Gli Stati Uniti, che pesano per il 30% sul totale delle emissioni, hanno speso 19,6 miliardi di dollari tra il 2013 e il 2018 per la gestione della frontiera con il Messico, dei centri per migranti e le politiche di rimpatrio, ma appena 1,8 miliardi di dollari per il clima. In altre parole: per ogni dollaro impegnato nel sostegno ai Paesi più poveri nelle politiche di adattamento climatico, gli Usa ne hanno spesi 11 per respingere alla loro frontiera donne e uomini provenienti dall’’America Latina o dalle isole dei Caraibi (come Haiti) colpiti da esondazioni, siccità, altri eventi estremi.

Nello stesso arco di tempo, il Canada ha speso 15 dollari per la gestione delle frontiere per ogni dollaro investito per il clima (1,5 miliardi di dollari contro 100 milioni).

Il Regno Unito ha speso 1,4 miliardi per il clima e quasi il doppio (2,7 miliardi di dollari) per le frontiere. L’Unione europea tra il 2006 e il 2021 ha aumentato il budget della sua agenzia Frontex del 2.763%.

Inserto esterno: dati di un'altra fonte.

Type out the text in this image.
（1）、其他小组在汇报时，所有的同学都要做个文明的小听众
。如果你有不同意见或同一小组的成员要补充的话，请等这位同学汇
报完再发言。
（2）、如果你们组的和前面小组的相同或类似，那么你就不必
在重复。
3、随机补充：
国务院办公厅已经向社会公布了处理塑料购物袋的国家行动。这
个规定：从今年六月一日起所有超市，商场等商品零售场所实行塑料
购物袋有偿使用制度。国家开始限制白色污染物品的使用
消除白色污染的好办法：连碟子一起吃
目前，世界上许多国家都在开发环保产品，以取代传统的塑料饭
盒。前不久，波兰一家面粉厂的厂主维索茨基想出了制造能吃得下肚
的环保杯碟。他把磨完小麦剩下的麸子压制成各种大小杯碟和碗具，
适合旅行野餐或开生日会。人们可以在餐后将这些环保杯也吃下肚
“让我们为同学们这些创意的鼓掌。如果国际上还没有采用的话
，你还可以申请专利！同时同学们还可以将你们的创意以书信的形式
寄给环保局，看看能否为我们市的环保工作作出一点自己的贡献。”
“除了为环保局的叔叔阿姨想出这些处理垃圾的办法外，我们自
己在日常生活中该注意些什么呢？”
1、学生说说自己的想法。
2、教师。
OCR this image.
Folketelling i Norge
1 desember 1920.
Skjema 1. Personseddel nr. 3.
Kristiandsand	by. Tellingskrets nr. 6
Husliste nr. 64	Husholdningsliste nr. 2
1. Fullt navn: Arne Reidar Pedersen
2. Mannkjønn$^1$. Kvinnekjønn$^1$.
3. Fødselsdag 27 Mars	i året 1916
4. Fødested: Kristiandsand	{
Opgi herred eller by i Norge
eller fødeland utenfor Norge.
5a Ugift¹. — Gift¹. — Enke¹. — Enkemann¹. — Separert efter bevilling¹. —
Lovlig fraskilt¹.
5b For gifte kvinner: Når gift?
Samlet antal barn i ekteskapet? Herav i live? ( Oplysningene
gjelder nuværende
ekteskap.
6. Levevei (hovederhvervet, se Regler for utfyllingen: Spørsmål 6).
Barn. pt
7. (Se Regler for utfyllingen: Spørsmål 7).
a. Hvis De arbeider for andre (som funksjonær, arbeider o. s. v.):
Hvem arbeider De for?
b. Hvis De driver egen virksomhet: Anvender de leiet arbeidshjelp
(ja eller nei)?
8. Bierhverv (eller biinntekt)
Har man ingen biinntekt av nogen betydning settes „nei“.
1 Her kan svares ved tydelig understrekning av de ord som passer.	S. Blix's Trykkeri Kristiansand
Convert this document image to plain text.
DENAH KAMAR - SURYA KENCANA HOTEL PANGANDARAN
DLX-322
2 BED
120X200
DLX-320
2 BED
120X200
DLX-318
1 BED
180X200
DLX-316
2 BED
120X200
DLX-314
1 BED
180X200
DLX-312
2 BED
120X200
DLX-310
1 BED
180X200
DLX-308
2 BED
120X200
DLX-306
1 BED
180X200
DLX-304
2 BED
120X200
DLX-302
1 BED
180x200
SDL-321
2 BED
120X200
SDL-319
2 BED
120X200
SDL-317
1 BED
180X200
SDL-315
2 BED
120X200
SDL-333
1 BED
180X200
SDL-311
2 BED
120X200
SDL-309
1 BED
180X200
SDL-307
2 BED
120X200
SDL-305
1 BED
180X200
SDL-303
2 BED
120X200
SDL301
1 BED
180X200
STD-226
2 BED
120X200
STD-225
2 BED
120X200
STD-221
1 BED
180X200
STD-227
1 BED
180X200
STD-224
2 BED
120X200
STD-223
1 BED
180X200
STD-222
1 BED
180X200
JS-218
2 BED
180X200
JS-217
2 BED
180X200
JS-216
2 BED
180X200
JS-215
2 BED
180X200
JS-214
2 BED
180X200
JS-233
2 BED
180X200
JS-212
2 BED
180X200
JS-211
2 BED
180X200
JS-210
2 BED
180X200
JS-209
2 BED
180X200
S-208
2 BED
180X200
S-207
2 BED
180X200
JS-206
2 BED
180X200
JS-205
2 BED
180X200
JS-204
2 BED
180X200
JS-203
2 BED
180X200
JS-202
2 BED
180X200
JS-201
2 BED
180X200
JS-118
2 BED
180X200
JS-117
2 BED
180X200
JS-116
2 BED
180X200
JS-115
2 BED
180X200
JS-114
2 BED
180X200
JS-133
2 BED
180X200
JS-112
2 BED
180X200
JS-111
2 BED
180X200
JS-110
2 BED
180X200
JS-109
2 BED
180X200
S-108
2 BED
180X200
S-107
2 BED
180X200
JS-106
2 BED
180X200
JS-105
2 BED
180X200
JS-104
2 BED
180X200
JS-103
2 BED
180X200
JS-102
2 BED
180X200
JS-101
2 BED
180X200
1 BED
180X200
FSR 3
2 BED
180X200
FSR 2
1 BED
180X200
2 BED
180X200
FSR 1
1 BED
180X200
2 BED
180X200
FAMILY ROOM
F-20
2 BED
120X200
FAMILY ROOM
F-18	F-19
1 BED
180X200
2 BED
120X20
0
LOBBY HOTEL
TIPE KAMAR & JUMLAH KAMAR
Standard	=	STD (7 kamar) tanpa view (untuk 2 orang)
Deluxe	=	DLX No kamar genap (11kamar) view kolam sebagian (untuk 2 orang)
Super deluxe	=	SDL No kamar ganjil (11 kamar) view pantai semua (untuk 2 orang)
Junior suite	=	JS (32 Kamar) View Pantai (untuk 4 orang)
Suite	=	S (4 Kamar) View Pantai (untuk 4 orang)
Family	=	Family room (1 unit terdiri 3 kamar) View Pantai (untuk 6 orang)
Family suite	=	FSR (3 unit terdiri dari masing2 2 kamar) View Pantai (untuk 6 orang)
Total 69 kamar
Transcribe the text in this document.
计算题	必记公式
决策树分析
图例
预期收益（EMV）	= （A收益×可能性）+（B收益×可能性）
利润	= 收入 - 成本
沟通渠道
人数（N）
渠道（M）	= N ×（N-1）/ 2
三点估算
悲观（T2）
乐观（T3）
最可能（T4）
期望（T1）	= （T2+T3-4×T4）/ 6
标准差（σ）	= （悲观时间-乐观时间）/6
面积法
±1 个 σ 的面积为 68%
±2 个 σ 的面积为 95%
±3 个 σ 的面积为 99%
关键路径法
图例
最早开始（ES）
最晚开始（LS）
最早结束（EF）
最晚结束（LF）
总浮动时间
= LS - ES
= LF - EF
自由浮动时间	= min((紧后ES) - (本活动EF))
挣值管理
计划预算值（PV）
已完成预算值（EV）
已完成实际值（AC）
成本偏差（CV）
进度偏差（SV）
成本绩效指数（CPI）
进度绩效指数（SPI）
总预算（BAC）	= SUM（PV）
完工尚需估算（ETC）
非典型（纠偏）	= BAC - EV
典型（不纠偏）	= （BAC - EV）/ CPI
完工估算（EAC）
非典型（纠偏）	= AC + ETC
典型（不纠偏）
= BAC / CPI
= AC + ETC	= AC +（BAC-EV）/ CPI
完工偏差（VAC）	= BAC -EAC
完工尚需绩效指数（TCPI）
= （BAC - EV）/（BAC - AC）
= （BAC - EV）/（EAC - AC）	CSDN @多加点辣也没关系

Le industrie del comparto sicurezza dei confini si aspettano di trarre ulteriori profitti proprio grazie all’instabilità causata dai cambiamenti climatici. La società americana Raytheon  sostiene che “la domanda di prodotti e servizi militari può aumentare a seguito di siccità e alluvioni”.  La britannica Cobham, specializzata nella commercializzazione di sistemi di sorveglianza, ritiene che i cambiamenti climatici e le difficili condizioni ambientali “potrebbero aumentare le necessità di sorvegliare i confini a causa delle migrazioni”.

La scelta dei governi di privilegiare gli investimenti per rafforzare i confini e per le politiche di respingimento dei migranti rispetto a quelli per la mitigazione del clima minaccia di peggiorare la crisi climatica per tutta l’umanità, oltre che contribuire a sradicare sempre più persone dalla loro terra.

Se poi le nazioni più inquinanti avessero il coraggio di tagliare sul serio le loro emissioni potrebbero dare al mondo la possibilità di tenere l’aumento della temperatura al di sotto di 1,5 gradi, come ampiamente auspicato. Ma quando si capirà che siamo tutti sotto lo stesso cielo e che nessun Paese può salvarsi a scapito di altri? Serve cooperazione, non competizione o difesa!